To upset the apple cart, Adelaide tells Agnes that Michel is fooling around on her, with a cheap prostitute no less, imagining herself in the part. Watching future astrologist Teissier fret about her husband's infidelity acquires a retro-active irony when one realizes the actress would eventually become the most heavily publicized mistress in France, to that country's president François Mitterrand ! Adelaide's behavior seems to suggest that she has designs on Michel herself and is indeed trying to drive a wedge between him and her sister. Truth is however that she has always decried Agnes's abandoning of both intellectual and economic self-sufficiency to the prison of marriage. Hey, they don't call it "wedlock" for nothing ! As she disapproved of their union, the intimacy shared by the sisters in their youth eventually turned to barely contained hatred. A tricky progression over the film's two final climactic sex scenes - a threesome with Michel dividing his attentions between both siblings and a lesbian coupling that literally forces him out of the picture altogether - reveal that this hatred is very much directed inwards as Agnes and Adelaide are shown to be one and the same, a woman disgusted with how much of herself she has had to "sacrifice" in order to obtain wedded "bliss".

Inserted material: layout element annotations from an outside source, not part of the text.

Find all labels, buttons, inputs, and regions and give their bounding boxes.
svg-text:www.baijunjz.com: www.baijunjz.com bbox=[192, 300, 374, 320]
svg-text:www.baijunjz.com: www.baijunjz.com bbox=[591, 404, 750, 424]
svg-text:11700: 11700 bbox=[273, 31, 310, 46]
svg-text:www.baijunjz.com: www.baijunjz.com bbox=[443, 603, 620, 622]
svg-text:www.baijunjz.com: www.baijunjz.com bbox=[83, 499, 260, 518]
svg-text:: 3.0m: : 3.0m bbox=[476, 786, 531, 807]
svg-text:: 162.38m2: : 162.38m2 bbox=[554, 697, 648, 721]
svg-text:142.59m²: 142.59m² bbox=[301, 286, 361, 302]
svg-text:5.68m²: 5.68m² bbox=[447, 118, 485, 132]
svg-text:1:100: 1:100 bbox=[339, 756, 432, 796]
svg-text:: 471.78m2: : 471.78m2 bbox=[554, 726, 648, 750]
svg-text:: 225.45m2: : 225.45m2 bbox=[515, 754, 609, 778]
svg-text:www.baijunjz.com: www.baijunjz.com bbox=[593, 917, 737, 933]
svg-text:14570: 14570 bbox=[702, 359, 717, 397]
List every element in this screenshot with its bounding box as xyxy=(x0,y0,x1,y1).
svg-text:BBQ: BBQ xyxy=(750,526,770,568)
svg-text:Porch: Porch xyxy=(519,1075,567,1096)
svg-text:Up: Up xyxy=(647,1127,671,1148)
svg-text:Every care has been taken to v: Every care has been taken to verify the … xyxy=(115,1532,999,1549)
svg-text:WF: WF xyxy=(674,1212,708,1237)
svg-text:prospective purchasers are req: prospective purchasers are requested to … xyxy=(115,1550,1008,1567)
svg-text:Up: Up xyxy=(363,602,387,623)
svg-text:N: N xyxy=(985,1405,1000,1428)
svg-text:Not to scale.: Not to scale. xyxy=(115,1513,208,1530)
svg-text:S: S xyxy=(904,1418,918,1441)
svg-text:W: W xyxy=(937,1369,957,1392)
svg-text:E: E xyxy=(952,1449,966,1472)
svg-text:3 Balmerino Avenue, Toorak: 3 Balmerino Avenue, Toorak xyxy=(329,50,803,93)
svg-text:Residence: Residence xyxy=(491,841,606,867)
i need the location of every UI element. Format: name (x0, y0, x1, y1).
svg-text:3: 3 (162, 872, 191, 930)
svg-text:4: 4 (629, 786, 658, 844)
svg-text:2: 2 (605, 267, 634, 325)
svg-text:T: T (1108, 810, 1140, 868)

The movie is at its strongest when this psychologically complex plot (typically told from the viewpoint of the "untrustworthy narrator") is related in comparatively straightforward fashion, basically over the course of the three sex scenes involving the central characters. The arrival of a British couple whose car broke down near the château only serves to dilute the dramatic intensity, leading to fantasy flashbacks to the Spanish Inquisition (huh ?) that feature Jess Franco muse Pamela Stanford among the abused peasant girls. It's a tribute to the strengths of the story and its three superlative interpreters that these extraneous segments ultimately cause no irreparable harm. The ravishing Reynaud has been mostly cast as weary women of the world but is absolutely riveting as quite the opposite here. Teissier also proves quite accomplished as she gradually dissolves into crippling insecurity when learning of Michel's alleged betrayal.
Likewise, the film's eroticism is at its most potent when it's most closely linked to the narrative. While not all that explicit, the sex comes across as extremely intense because of the dramatic repercussions it signals towards. Music is most sparingly employed with several long sequences (not just sexual ones) taking place in total silence and apparently uninterrupted takes. Another movie to use wintry isolation as a metaphor for its characters' feeble mental state, FRUSTRATION benefits tremendously from the exquisitely composed images conjured up by the underrated Georges Strouvé who shot several films for French outlaw film critic turned filmmaker Paul Vecchiali, including his fabulous foray into fornication CHANGE PAS DE MAIN from 1975, the final year when everything still seemed possible for the genre.